In 1868 one of MacDonald’s most oft-quoted and memorable novels was published–Robert Falconer, the story of a boy’s growth into manhood, and one which poignantly portrays the solitary melancholy of childhood. Though not strictly autobiographical, one is immediately struck with many parallels between young Robert and MacDonald’s memory of his own boyhood. The locale and scenery is similar. “Bleaching” had been a MacDonald family business. Robert’s grandmother is a precise characterization of George’s own; her views on music as well as her subversive relationship to Robert’s violin are based entirely on fact, with the same end result. And from the opening pages we sense about Robert what MacDonald wrote of himself: “From my very childhood I rejoiced in being alone. The sense of room about me was one of my greatest delights … that desolate hill, the top of which was only a wide expanse of moorland, rugged with height and hollow … my refuge, my home within a home, my study … and my house of dreams.”

And yet beyond such comparisons, in young Robert Falconer we see a very intimate search to come to terms with the truths of life. And in that struggle, recalling the spiritual trials of his own life, are we not looking through a window into the very soul of MacDonald himself?

Undoubtedly this is one of the reasons this novel seems to have been among the author’s favorites–he named one of his sons Robert Falconer MacDonald and brought the fictional Falconer into other books as well. Robert Falconer represented both the young man MacDonald had been and, at the same time, the mature man he aspired to be. Robert Falconer seems to have become a role model to MacDonald himself, exemplifying the search for truth and, once found, the living of that truth. The book’s narrator adds to the realism of Falconer in MacDonald’s eyes, intruding himself into the story as one who had been profoundly affected by him. The narrator is clearly a fictional sketch of the author himself.

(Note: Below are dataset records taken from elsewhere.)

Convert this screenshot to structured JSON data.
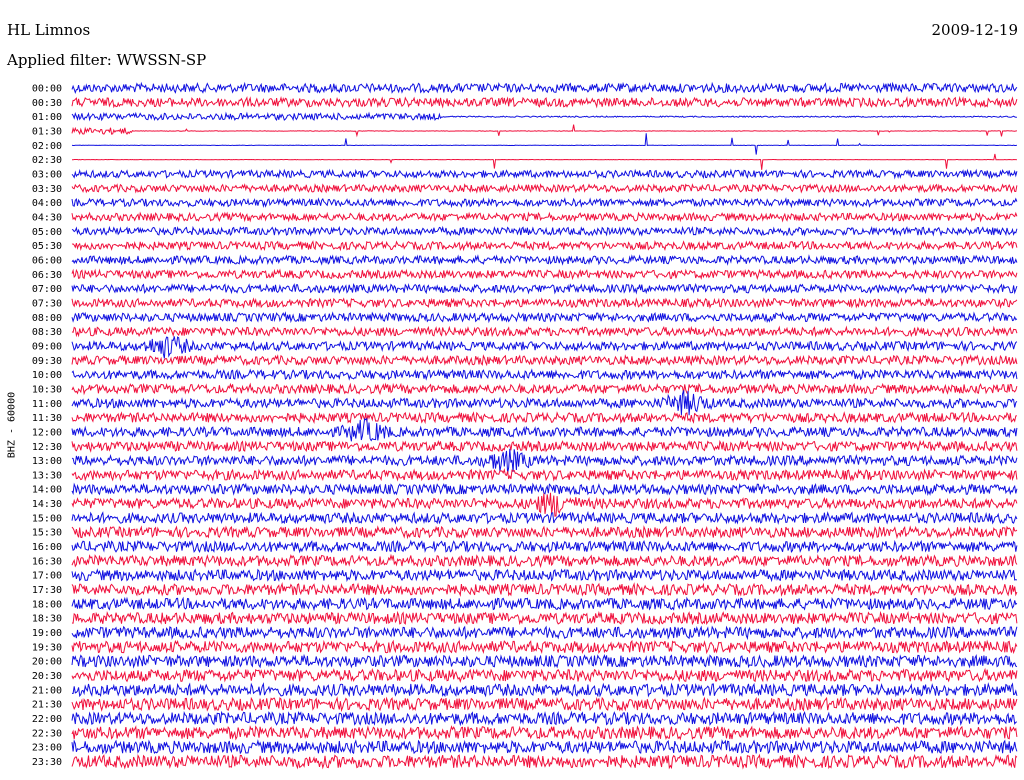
{
  "header": {
    "station": "HL Limnos",
    "date": "2009-12-19",
    "filter": "Applied filter: WWSSN-SP"
  },
  "chart_data": {
    "type": "line",
    "title": "HL Limnos",
    "subtitle": "Applied filter: WWSSN-SP",
    "date": "2009-12-19",
    "ylabel": "BHZ - 60000",
    "ytick_labels": [
      "00:00",
      "00:30",
      "01:00",
      "01:30",
      "02:00",
      "02:30",
      "03:00",
      "03:30",
      "04:00",
      "04:30",
      "05:00",
      "05:30",
      "06:00",
      "06:30",
      "07:00",
      "07:30",
      "08:00",
      "08:30",
      "09:00",
      "09:30",
      "10:00",
      "10:30",
      "11:00",
      "11:30",
      "12:00",
      "12:30",
      "13:00",
      "13:30",
      "14:00",
      "14:30",
      "15:00",
      "15:30",
      "16:00",
      "16:30",
      "17:00",
      "17:30",
      "18:00",
      "18:30",
      "19:00",
      "19:30",
      "20:00",
      "20:30",
      "21:00",
      "21:30",
      "22:00",
      "22:30",
      "23:00",
      "23:30"
    ],
    "trace_colors": [
      "#1010e0",
      "#f0103c"
    ],
    "data_gap": {
      "start": "01:30",
      "end": "03:00"
    },
    "events": [
      {
        "time": "09:00",
        "position": 0.1
      },
      {
        "time": "11:00",
        "position": 0.65
      },
      {
        "time": "12:00",
        "position": 0.31
      },
      {
        "time": "13:00",
        "position": 0.46
      },
      {
        "time": "14:30",
        "position": 0.51
      }
    ],
    "grid": false
  }
}
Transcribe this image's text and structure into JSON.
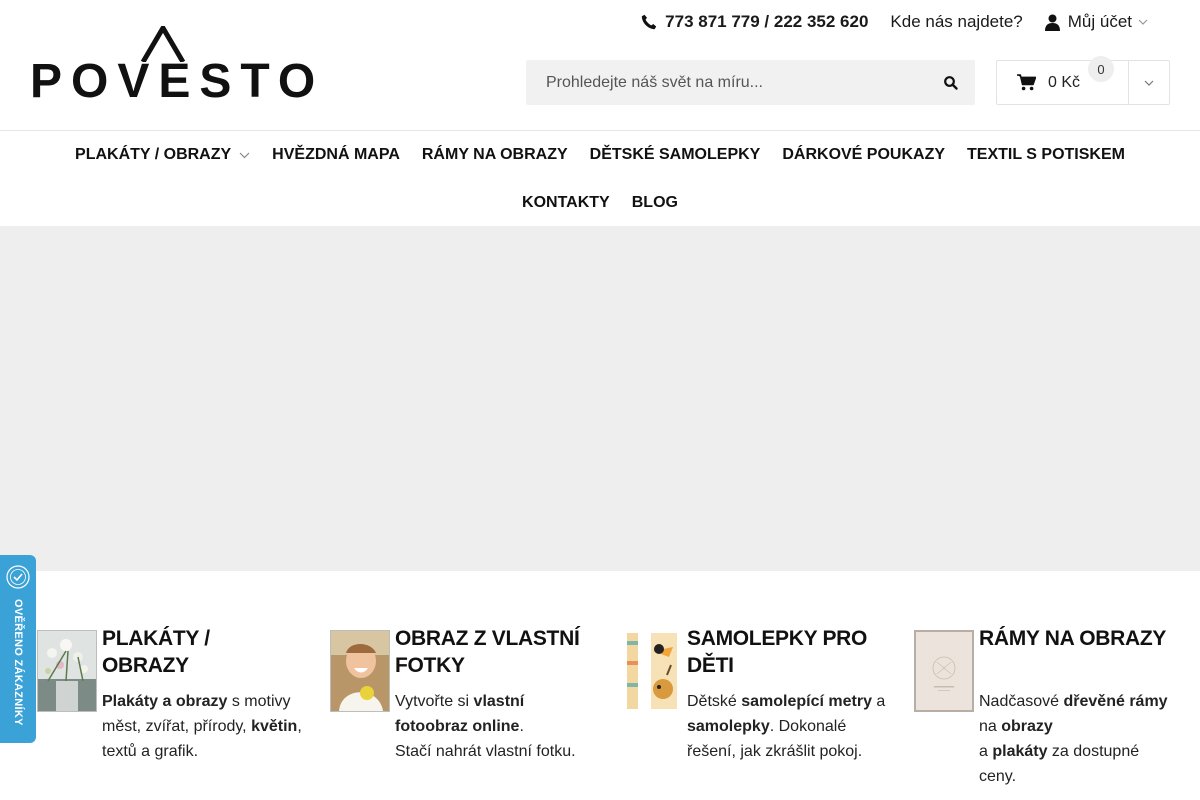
{
  "logo": {
    "text": "POVESTO"
  },
  "topbar": {
    "phone": "773 871 779 / 222 352 620",
    "find_us": "Kde nás najdete?",
    "account": "Můj účet"
  },
  "search": {
    "placeholder": "Prohledejte náš svět na míru..."
  },
  "cart": {
    "price": "0 Kč",
    "count": "0"
  },
  "nav": {
    "items": [
      {
        "label": "PLAKÁTY / OBRAZY"
      },
      {
        "label": "HVĚZDNÁ MAPA"
      },
      {
        "label": "RÁMY NA OBRAZY"
      },
      {
        "label": "DĚTSKÉ SAMOLEPKY"
      },
      {
        "label": "DÁRKOVÉ POUKAZY"
      },
      {
        "label": "TEXTIL S POTISKEM"
      },
      {
        "label": "KONTAKTY"
      },
      {
        "label": "BLOG"
      }
    ]
  },
  "badge": {
    "text": "OVĚŘENO ZÁKAZNÍKY"
  },
  "categories": [
    {
      "title": "PLAKÁTY / OBRAZY",
      "d1": "Plakáty a obrazy",
      "d2": " s motivy měst, zvířat, přírody, ",
      "d3": "květin",
      "d4": ", textů a grafik."
    },
    {
      "title": "OBRAZ Z VLASTNÍ FOTKY",
      "d1": "Vytvořte si ",
      "d2": "vlastní fotoobraz online",
      "d3": ".",
      "d4": "Stačí nahrát vlastní fotku."
    },
    {
      "title": "SAMOLEPKY PRO DĚTI",
      "d1": "Dětské ",
      "d2": "samolepící metry",
      "d3": " a ",
      "d4": "samolepky",
      "d5": ". Dokonalé řešení, jak zkrášlit pokoj."
    },
    {
      "title": "RÁMY NA OBRAZY",
      "d1": "Nadčasové ",
      "d2": "dřevěné rámy",
      "d3": " na ",
      "d4": "obrazy",
      "d5": " a ",
      "d6": "plakáty",
      "d7": " za dostupné ceny."
    }
  ],
  "colors": {
    "badge": "#3ba2d8",
    "hero": "#eeeeee",
    "search_bg": "#f1f1f1"
  }
}
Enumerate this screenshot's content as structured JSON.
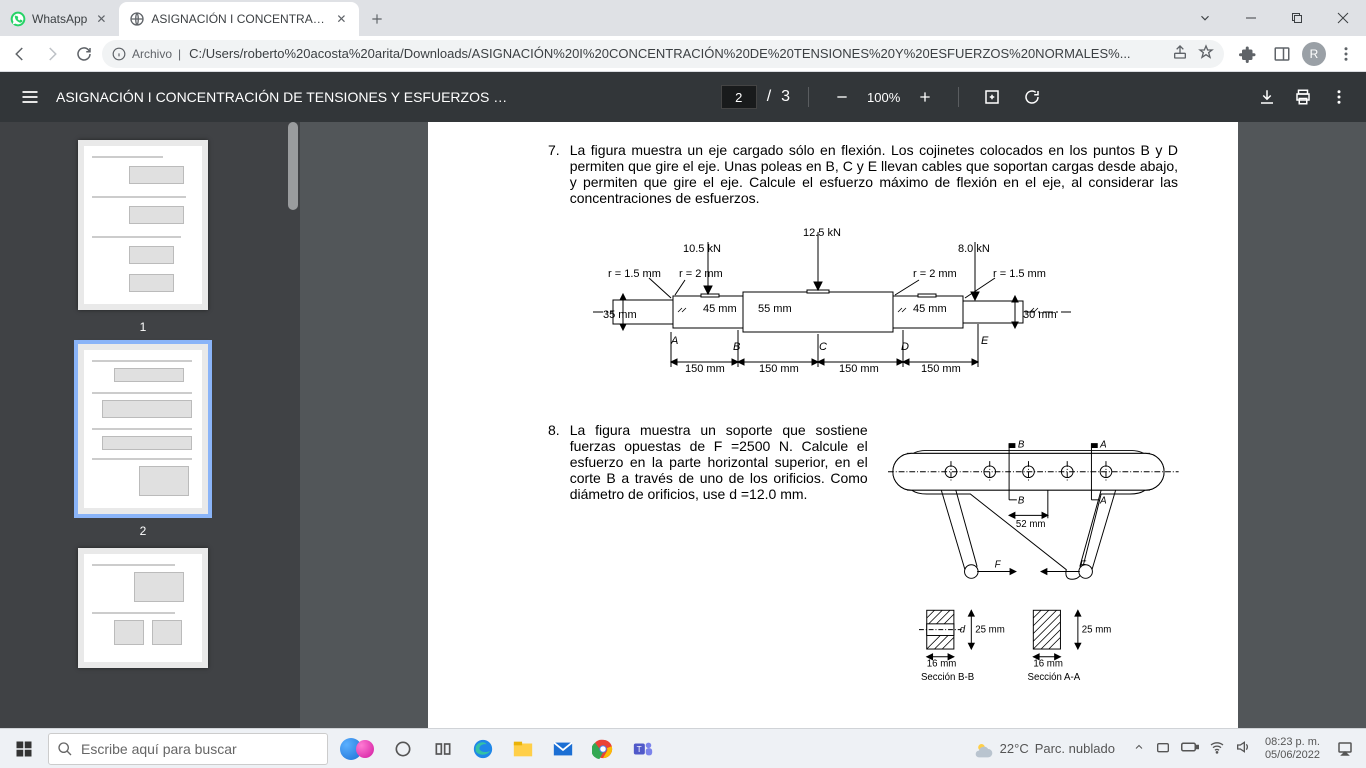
{
  "browser": {
    "tabs": [
      {
        "title": "WhatsApp",
        "favicon": "whatsapp",
        "active": false
      },
      {
        "title": "ASIGNACIÓN I CONCENTRACIÓN",
        "favicon": "globe",
        "active": true
      }
    ],
    "url_prefix_label": "Archivo",
    "url_path": "C:/Users/roberto%20acosta%20arita/Downloads/ASIGNACIÓN%20I%20CONCENTRACIÓN%20DE%20TENSIONES%20Y%20ESFUERZOS%20NORMALES%...",
    "avatar_letter": "R"
  },
  "pdf": {
    "title": "ASIGNACIÓN I CONCENTRACIÓN DE TENSIONES Y ESFUERZOS NOR...",
    "page_current": "2",
    "page_sep": "/",
    "page_total": "3",
    "zoom": "100%",
    "thumbs": [
      {
        "num": "1",
        "active": false
      },
      {
        "num": "2",
        "active": true
      },
      {
        "num": "3",
        "active": false
      }
    ]
  },
  "content": {
    "p7": {
      "num": "7.",
      "text": "La figura muestra un eje cargado sólo en flexión. Los cojinetes colocados en los puntos B y D permiten que gire el eje. Unas poleas en B, C y E llevan cables que soportan cargas desde abajo, y permiten que gire el eje. Calcule el esfuerzo máximo de flexión en el eje, al considerar las concentraciones de esfuerzos."
    },
    "p8": {
      "num": "8.",
      "text": "La figura muestra un soporte que sostiene fuerzas opuestas de F =2500 N. Calcule el esfuerzo en la parte horizontal superior, en el corte B a través de uno de los orificios. Como diámetro de orificios, use d =12.0 mm."
    },
    "fig7": {
      "loads": {
        "B": "10.5 kN",
        "C": "12.5 kN",
        "E": "8.0 kN"
      },
      "fillets": {
        "rA": "r = 1.5 mm",
        "rB": "r = 2 mm",
        "rD": "r = 2 mm",
        "rE": "r = 1.5 mm"
      },
      "dia": {
        "A": "35 mm",
        "B": "45 mm",
        "C": "55 mm",
        "D": "45 mm",
        "E": "30 mm"
      },
      "pts": {
        "A": "A",
        "B": "B",
        "C": "C",
        "D": "D",
        "E": "E"
      },
      "spans": {
        "s1": "150 mm",
        "s2": "150 mm",
        "s3": "150 mm",
        "s4": "150 mm"
      }
    },
    "fig8": {
      "lblA": "A",
      "lblB": "B",
      "lblF": "F",
      "dim52": "52 mm",
      "secA_w": "16 mm",
      "secA_h": "25 mm",
      "secB_w": "16 mm",
      "secB_h": "25 mm",
      "secB_d": "d",
      "secA_cap": "Sección A-A",
      "secB_cap": "Sección B-B"
    }
  },
  "taskbar": {
    "search_placeholder": "Escribe aquí para buscar",
    "weather_temp": "22°C",
    "weather_cond": "Parc. nublado",
    "time": "08:23 p. m.",
    "date": "05/06/2022"
  }
}
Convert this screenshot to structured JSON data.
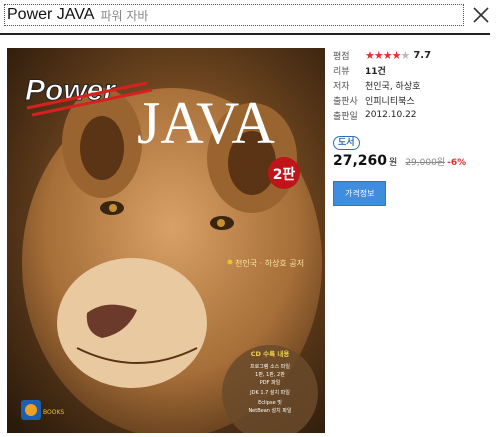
{
  "header": {
    "title": "Power JAVA",
    "subtitle": "파워 자바"
  },
  "cover": {
    "brand": "Power",
    "title": "JAVA",
    "edition": "2판",
    "authors": "천인국 · 하상호 공저",
    "cd_title": "CD 수록 내용",
    "cd_lines": [
      "프로그램 소스 파일",
      "1판, 1판, 2판",
      "PDF 파일",
      "JDK 1.7 설치 파일",
      "Eclipse 및",
      "NetBean 설치 파일"
    ],
    "publisher_logo": "BOOKS"
  },
  "info": {
    "rating_label": "평점",
    "rating_stars": 4,
    "rating_value": "7.7",
    "review_label": "리뷰",
    "review_value": "11건",
    "author_label": "저자",
    "author_value": "천인국, 하상호",
    "publisher_label": "출판사",
    "publisher_value": "인피니티북스",
    "date_label": "출판일",
    "date_value": "2012.10.22",
    "badge": "도서",
    "price": "27,260",
    "price_unit": "원",
    "original_price": "29,000원",
    "discount": "-6%",
    "price_button": "가격정보"
  },
  "colors": {
    "accent": "#3f8de0",
    "star": "#e03030",
    "discount": "#e03030"
  }
}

The story line of the novel merely recounts Robert’s life. There is no electrifying “plot.” There are no castles, no dungeons, no heroines in danger, no villains, no surprise twists.

Yet the sheer weight of Falconer’s person sneaks up on you. He has forceful impact on those around him simply by virtue of the man he has become. You find yourself looking at people and situations differently, wondering what Falconer might do. When I finished my most recent reading of the book, quite unexpectedly I was overwhelmed and nearly burst into tears. MacDonald fashioned a character of strength and integrity which stood above and outlasted many others he would later write about–a man fortified through questioning, energized by sparring with the issues of life, and perfected through service to others and devotion to God.

The original Robert Falconer ran well over 500 pages long, and large portions were written in difficult-to-understand Scottish brogue. Though it was enormously popular between 1870 and 1890, serialized in magazines and published in many editions, it has now been out-of-print and unavailable for more than 60 years. This new edition, The Musician’s Quest, published as the sixth book in the Bethany House series, has been shortened and edited so that MacDonald’s Robert Falconer can make acquaintance with modern-day readers.

As the editor of George MacDonald’s books, it is always my desire to give you, the reader, pleasure and satisfaction. I hope you enjoy this book as much as the others you have read. But something more is here, and I pray you’ll discover that as well.